Il y a d’abord The D.O.C.. Mais le MC de Houston ne publie aucune production, se contente de bosser sur The Chronic et de poser quelques featurings ici ou là, avant de quitter l’aventure en 1994 pour filer à Atlanta (« Il y avait trop de bordel à Los Angeles ! »). Il y a aussi Lady Of Rage, que l’histoire retient pour avoir enregistré « Afro Puffs » et pour avoir publié en 1997 un premier album (Necessary Roughness) produit par Daz Dillinger, Easy Mo Bee et DJ Premier, et auréolé d’un featuring posthume avec 2Pac (« Big Bad Lady ») – avant de quitter Death Row et de filer chez Doggystyle Records. Il y a également le versant R&B et production avec des artistes comme Michel’le (ancienne vocalise du World Class Wreckin’ Cru de Dr. Dre), Nate Dogg (merci, au passage, pour le refrain de « Regulate »), Danny Boy (présent sur quatre morceaux d’All Eyez On Me) et DJ Quik. Mais il y a, enfin, toutes ces erreurs de casting, tel que Tha Realist, recruté fin 1996 pour ses ressemblances physiques et vocales avec 2Pac, The Outlawz, qui cesseront peu à peu de faire parler d’eux une fois 2Pac décédé, ou encore N.I.N.A., une chanteuse des TLC décédée en avril 2002.
Bloods for Bloods
« Ce n’était pas le LAPD que je connaissais, mais ça devint l’image du LAPD pour le reste du monde. Ce fut le début d’une époque atroce, avec des tensions terribles au sein même de la police de Los Angeles. Réussir à bien s’entendre avec des citoyens ou des collègues d’une autre race devint soudain beaucoup plus difficile. Des gens que vous croyiez être vos amis ne vous disaient plus bonjour lorsque vous les croisiez dans le couloir. » L’homme qui tient ce discours suite au passage à tabac de Rodney King par quatre policiers blancs du LAPD n’est autre que Russell Poole, un ancien flic, celui-là même qui a longuement enquêté sur les meurtres de 2Pac et Biggie. Ce qu’il ne dit pas ici, c’est que l’affaire Rodney King n’est en 1991 que la partie visible d’un étrange iceberg. En réalité, cela fait plusieurs années que la tension monte entre les forces de l’ordre et la population noire à Los Angeles. Une unité antigang d’élite a même été créée – le CRASH (Community Resources Against Street Hoodlums) -, tandis que le LAPD, en 1994, estime que la Cité des Anges abrite plus de 400 gangs, 60 000 membres en tout. Parmi les plus célèbres, il y a notamment les Crips et les Bloods, dont fait partie Suge Knight.

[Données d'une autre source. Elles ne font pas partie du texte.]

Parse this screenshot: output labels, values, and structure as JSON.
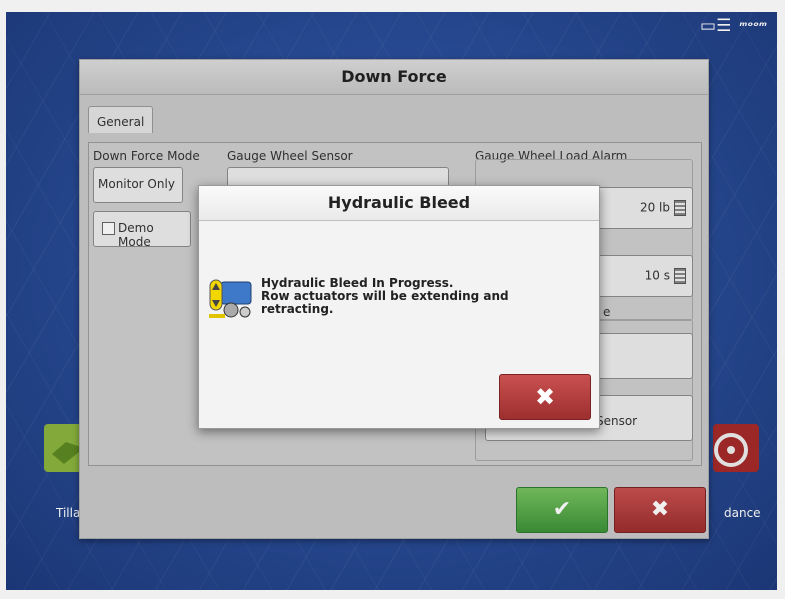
{
  "status_bar": {
    "display_icon": "monitor-icon",
    "signal_label": "ᵐᵒᵒᵐ"
  },
  "background_apps": {
    "left_label": "Tilla",
    "right_label": "dance"
  },
  "panel": {
    "title": "Down Force",
    "tab_general": "General",
    "down_force_mode_label": "Down Force Mode",
    "down_force_mode_value": "Monitor Only",
    "demo_mode_label": "Demo Mode",
    "gauge_wheel_sensor_label": "Gauge Wheel Sensor",
    "gauge_wheel_load_alarm_label": "Gauge Wheel Load Alarm",
    "load_value": "20 lb",
    "time_value": "10 s",
    "partial_label": "e",
    "sensor_button_partial": "sor",
    "calibrate_partial": "ate",
    "pressure_sensor_label": "Pressure Sensor",
    "ok_icon": "checkmark-icon",
    "cancel_icon": "close-icon"
  },
  "dialog": {
    "title": "Hydraulic Bleed",
    "message": "Hydraulic Bleed In Progress.\nRow actuators will be extending and\nretracting.",
    "icon": "planter-row-unit-icon",
    "close_icon": "close-icon"
  },
  "colors": {
    "confirm": "#4ea33f",
    "cancel": "#a83434",
    "screen": "#2b4f9c"
  }
}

Pour s’en convaincre, il suffit de jeter un œil à l’un de ses manoirs. Dans celui de Las Vegas, celui qui servait de décor au film Casino quelques mois plus tôt, tout a été repeint en rouge, la couleur des Bloods. Mais ce n’est pas tout : Suge Knight possède un fauteuil en cuir rouge chez Death Row et achète une publicité de deux pages dans The Source énumérant les « Combattants des Libertés ». On y trouve Martin Luther King, Harriet Tubman, Mandela, Marcus Garvey, mais aussi le nom de C. DeLores Tucker barré d’un trait rouge – une façon pour les Bloods de lui signifier son arrêt de mort – après que celle-ci ait publié une tribune dans le New York Times et fait tout son possible pour empêcher Tupac de recevoir l’Image Awards en 1994.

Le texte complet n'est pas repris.